O TÉCNICO DE TELEVISÃO
(Reminiscências VII)

Com uma lâmpada forte na testa e uma maleta de mil e uma utilidades, o técnico de televisão era uma figura quase mítica no imaginário infantil.

Quando digo televisão, me refiro àquele trambolho pesado, de madeira e com rodinhas, ou seja, um distinto móvel da sala. A lá de casa era uma telefunken, em preto e branco, com uma tela de vidro na frente da tela de TV propriamente dita. Não havia controle remoto e os poucos canais eram trocados por uma rodela chamada seletor, que fazia um barulhão quando mudava os canais no espaço físico denominado “do 2 ao 11” (pelo menos no final da década de 70, no Rio de Janeiro): 2 (TVE), 4 (Globo), 6 (Tupi), 7 (Bandeirantes), 11 (TVS – a TV Studios, origem do atual SBT). Curioso é que muita gente não nomeava os canais, apenas dizia “bota no 4”, “muda pro 7, que tem um programa agora”, ou então “coloca no canal do Sílvio”. Havia botões de horizontal e vertical, que “limpavam” a imagem de interferências, uma faixas horizontais ou verticais que sempre apareciam, e quando o seletor se soltava, precisávamos recorrer a um bom alicate para mudar os canais.

Quando a TV enguiçava, a gente recebia a notícia, às vezes depois de um tempo excessivamente longo, que o técnico vinha para consertar. Geralmente era no sábado de manhã e a tarefa se constituía numa complexa cirurgia. O sujeito abria a tampa de trás, colocava a indefectível lâmpada na testa e espalhava as peças pelo chão. Levava horas para o conserto terminar, isso quando não era preciso comprar alguma peça na loja da esquina. Quem olha as TVs de plasma hoje, de telas finíssimas, não tem idéia das milhares de peças que se escondiam na parte de trás do aparelho. O que mais me impressionava era que quando o técnico fechava a tampa e terminava o trabalho, não sobrava nenhuma peça no chão.

Hoje, dependendo de quantas antenas o sujeito tiver em casa, ele pode acessar qualquer canal do mundo, desde gigantescas redes de comunicação até emissoras regionais, que só "pegam" numa cidade. Isso sem contar a transmissão pela internet. A figura clássica de Homer Simpson sentado diante da TV num confortável sofá, um saco de batatas fritas e uma lata de coca-cola ao lado e o controle remoto com mais de cem canais à disposição reflete bem a situação de muitos telespectadores modernos. Pelo menos quando não havia o controle remoto, o sujeito tinha duas opções: ou se levantava toda hora para trocar de canal, o que, pelo menos, o fazia perder algumas calorias, ou se tornava mais fiel a alguma emissora, o que era o caso mais freqüente.

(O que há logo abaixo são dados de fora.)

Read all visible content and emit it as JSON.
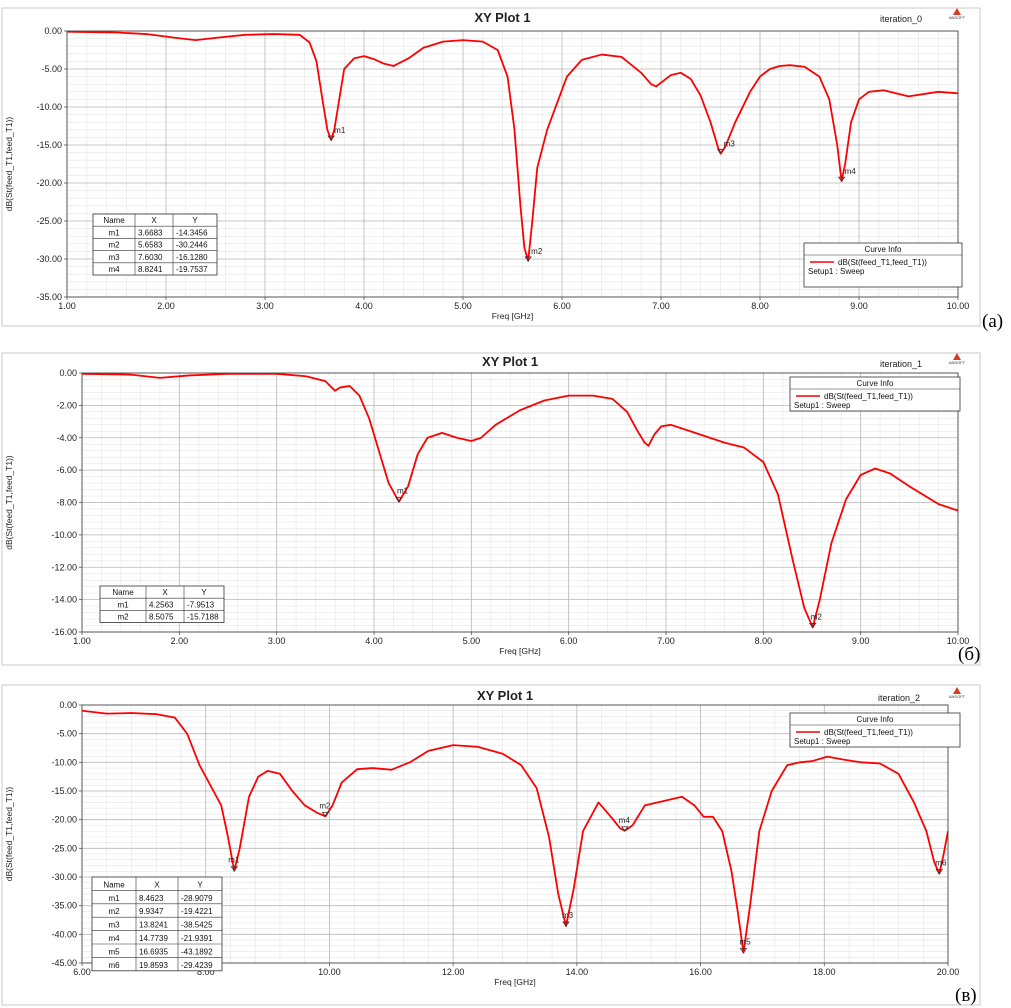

Quando o telespectador desligava o aparelho, surgia um feixe de luz horizontal que ia diminuindo até apagar. Nada de programar a televisão para desligar. O que acontecia muitas vezes era ele dormir no sofá e acordar no meio da noite com a tela cheia de chuviscos ou de manhã, na hora do telecurso. Também podia acordar na hora exata do término da programação, que, se fosse na Globo (ou no 4), começava com a inevitável frase do “Logo estaremos junto novamente”, o que não deixava de ser um pedido de fidelidade eterna.

E que hoje, com tantos canais à disposição e aparelhos de TV que se renovam eternamente, é praticamente impossível.